Since Santa brought her the camera last Christmas, Amy has taken fourteen other pictures of her sister, seven of which feature the dog Santa gave Zoe. The dog is a scruffy Scotland Terrier with a plastic-looking black nose. Like Zoe, the dog is wild, and Amy suspects it is a bad influence, eating things off the floor it knows it’s not supposed to, like dead bugs and Silly Putty. Amy knows for a fact that Zoe still eats the dog’s treats even though she has told her not to more than a million times. But in her camera Amy discovers a way of civilizing both creatures, of teaching them to sit still. They even learn to play dead. Amy takes her pictures carefully because the film is not cheap, making the dog and her sister pose for ages till she gets it just right.
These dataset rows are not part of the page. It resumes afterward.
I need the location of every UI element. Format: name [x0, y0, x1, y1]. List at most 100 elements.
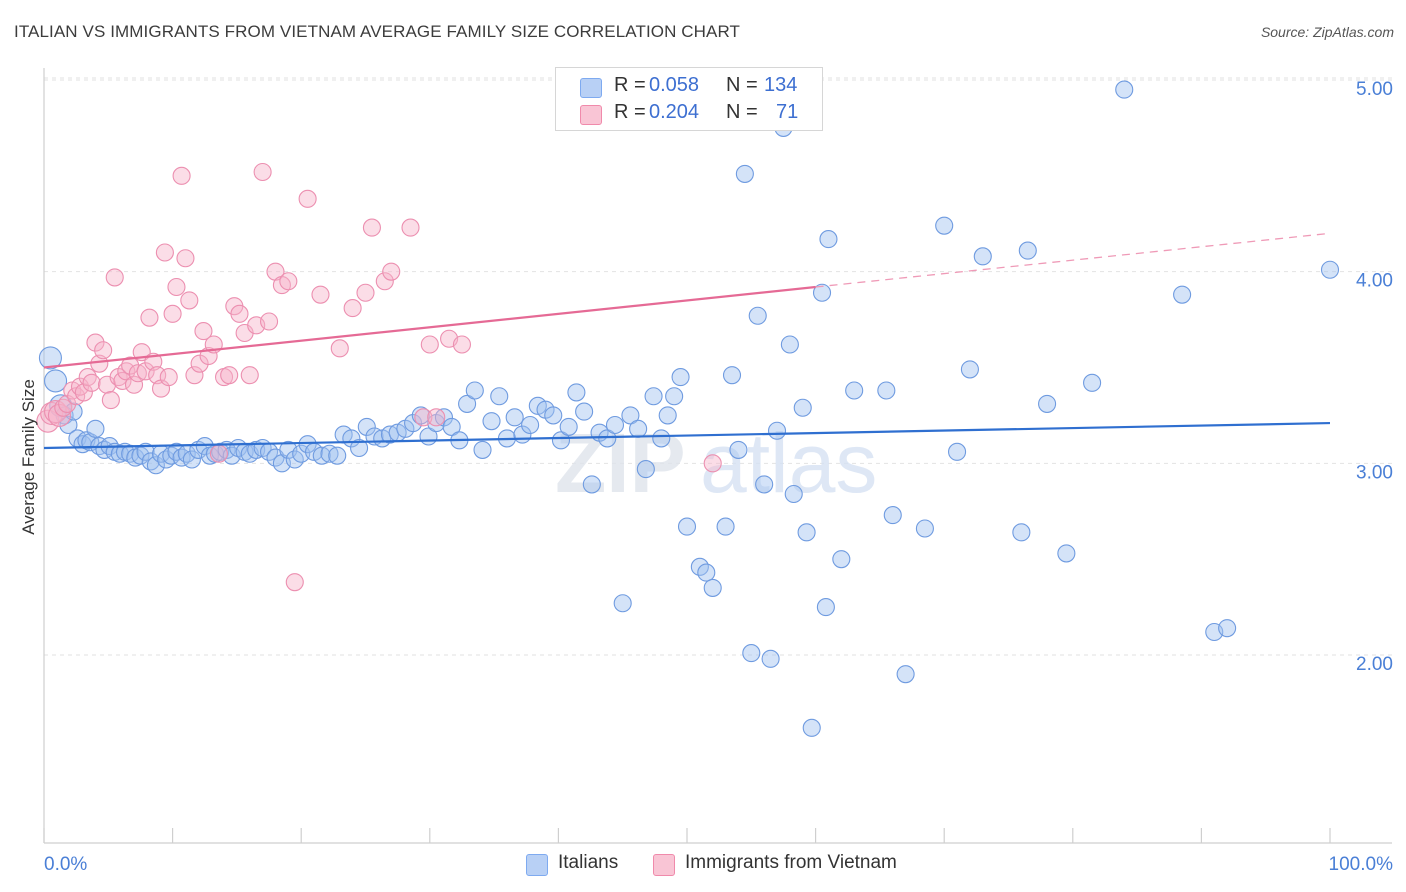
trend-line-vietnam-extension	[815, 232, 1331, 288]
point-italians	[442, 417, 461, 436]
point-italians	[658, 406, 677, 425]
point-italians	[182, 450, 201, 469]
point-italians	[636, 460, 655, 479]
point-vietnam	[172, 166, 191, 185]
point-italians	[59, 415, 78, 435]
y-axis-label: Average Family Size	[19, 379, 38, 535]
point-italians	[973, 247, 992, 266]
point-italians	[328, 446, 347, 465]
point-italians	[1018, 241, 1037, 260]
point-italians	[312, 446, 331, 465]
point-italians	[819, 230, 838, 249]
bottom-legend-label-vietnam: Immigrants from Vietnam	[685, 852, 897, 873]
point-italians	[883, 506, 902, 525]
point-italians	[1038, 394, 1057, 413]
legend-r-label: R =	[614, 101, 646, 123]
point-vietnam	[40, 401, 64, 426]
point-italians	[629, 419, 648, 438]
point-vietnam	[356, 283, 375, 302]
point-italians	[544, 406, 563, 425]
bottom-legend-swatch-vietnam	[653, 854, 675, 876]
point-italians	[575, 402, 594, 421]
point-italians	[521, 415, 540, 435]
point-italians	[357, 417, 376, 436]
y-tick-label: 3.00	[1356, 462, 1393, 483]
point-italians	[1218, 619, 1237, 638]
point-italians	[755, 475, 774, 494]
point-italians	[621, 406, 640, 425]
point-italians	[551, 431, 571, 450]
point-vietnam	[163, 304, 182, 323]
point-vietnam	[180, 291, 199, 310]
point-italians	[832, 550, 851, 569]
point-vietnam	[240, 366, 259, 385]
point-italians	[86, 419, 105, 438]
point-italians	[490, 387, 509, 406]
point-vietnam	[427, 408, 446, 427]
point-vietnam	[230, 304, 249, 323]
point-italians	[742, 644, 761, 663]
legend-row-italians: R = 0.058 N = 134	[556, 74, 822, 100]
point-italians	[559, 417, 578, 436]
point-italians	[960, 360, 979, 379]
point-vietnam	[148, 366, 167, 385]
legend-n-label: N =	[726, 101, 758, 123]
point-italians	[482, 412, 501, 431]
legend-row-vietnam: R = 0.204 N = 71	[556, 101, 822, 127]
point-italians	[1115, 80, 1134, 99]
point-italians	[44, 369, 68, 393]
point-vietnam	[74, 383, 93, 402]
point-italians	[465, 381, 484, 400]
point-vietnam	[279, 272, 298, 291]
trend-line-vietnam	[43, 285, 816, 369]
point-italians	[935, 216, 954, 235]
chart-title: ITALIAN VS IMMIGRANTS FROM VIETNAM AVERA…	[14, 22, 741, 41]
point-vietnam	[94, 341, 113, 360]
point-vietnam	[703, 454, 722, 473]
point-vietnam	[452, 335, 472, 354]
point-vietnam	[113, 371, 132, 390]
x-tick-label-start: 0.0%	[44, 854, 87, 875]
point-vietnam	[253, 162, 272, 182]
point-vietnam	[155, 243, 174, 262]
point-italians	[812, 283, 832, 302]
point-italians	[598, 429, 617, 448]
point-italians	[784, 484, 803, 504]
point-italians	[64, 402, 83, 421]
point-vietnam	[209, 444, 228, 463]
point-italians	[735, 164, 754, 183]
point-italians	[802, 718, 821, 737]
point-italians	[665, 387, 684, 406]
point-italians	[816, 598, 835, 617]
point-italians	[411, 406, 430, 425]
y-tick-label: 2.00	[1356, 654, 1393, 675]
point-italians	[605, 415, 625, 435]
point-italians	[644, 387, 663, 406]
point-italians	[652, 429, 671, 448]
legend-n-value: 134	[764, 74, 798, 96]
point-italians	[797, 523, 816, 542]
grid-lines	[44, 77, 1392, 656]
legend-box: R = 0.058 N = 134 R = 0.204 N = 71	[555, 67, 823, 131]
point-italians	[877, 381, 896, 400]
point-vietnam	[185, 366, 204, 385]
point-vietnam	[194, 322, 213, 341]
point-italians	[298, 435, 317, 454]
point-vietnam	[298, 189, 317, 208]
point-italians	[146, 456, 165, 475]
point-italians	[671, 368, 690, 387]
point-vietnam	[362, 218, 381, 237]
legend-swatch-vietnam	[580, 105, 602, 125]
point-vietnam	[414, 408, 433, 427]
point-italians	[613, 594, 632, 613]
point-vietnam	[136, 362, 155, 381]
legend-swatch-italians	[580, 78, 602, 98]
trend-line-italians	[43, 421, 1331, 450]
y-tick-label: 4.00	[1356, 271, 1393, 292]
point-vietnam	[311, 285, 330, 304]
trend-lines	[43, 232, 1331, 450]
legend-r-label: R =	[614, 74, 646, 96]
y-tick-label: 5.00	[1356, 79, 1393, 100]
point-vietnam	[420, 335, 439, 354]
point-vietnam	[105, 268, 124, 287]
Afterwards the dog trots off to chase some imaginary thing and the girls wait while the picture slowly comes out. Amy lifts it by the tip of the hard white strip at the bottom and waves it gently in the air as the colors begin to bubble out of the shiny gray. Without realizing it the girls both hold their breath.

Every time Zoe asks if she can have the picture, but Amy never says yes. Sometimes Zoe cries, but Amy is never persuaded by tears, and her confidence in her own judgment regarding what is for her sister’s own good is total. This way they will have the pictures forever. If she gave them to Zoe now, Zoe would inevitably let the dog have them, and then they would get chewed up and destroyed.

So Amy keeps the pictures inside a secret Manila folder at the bottom of the drawer where she keeps the arrowheads and fossils she collects at camp.

This is the first secret that exists between Amy and Zoe.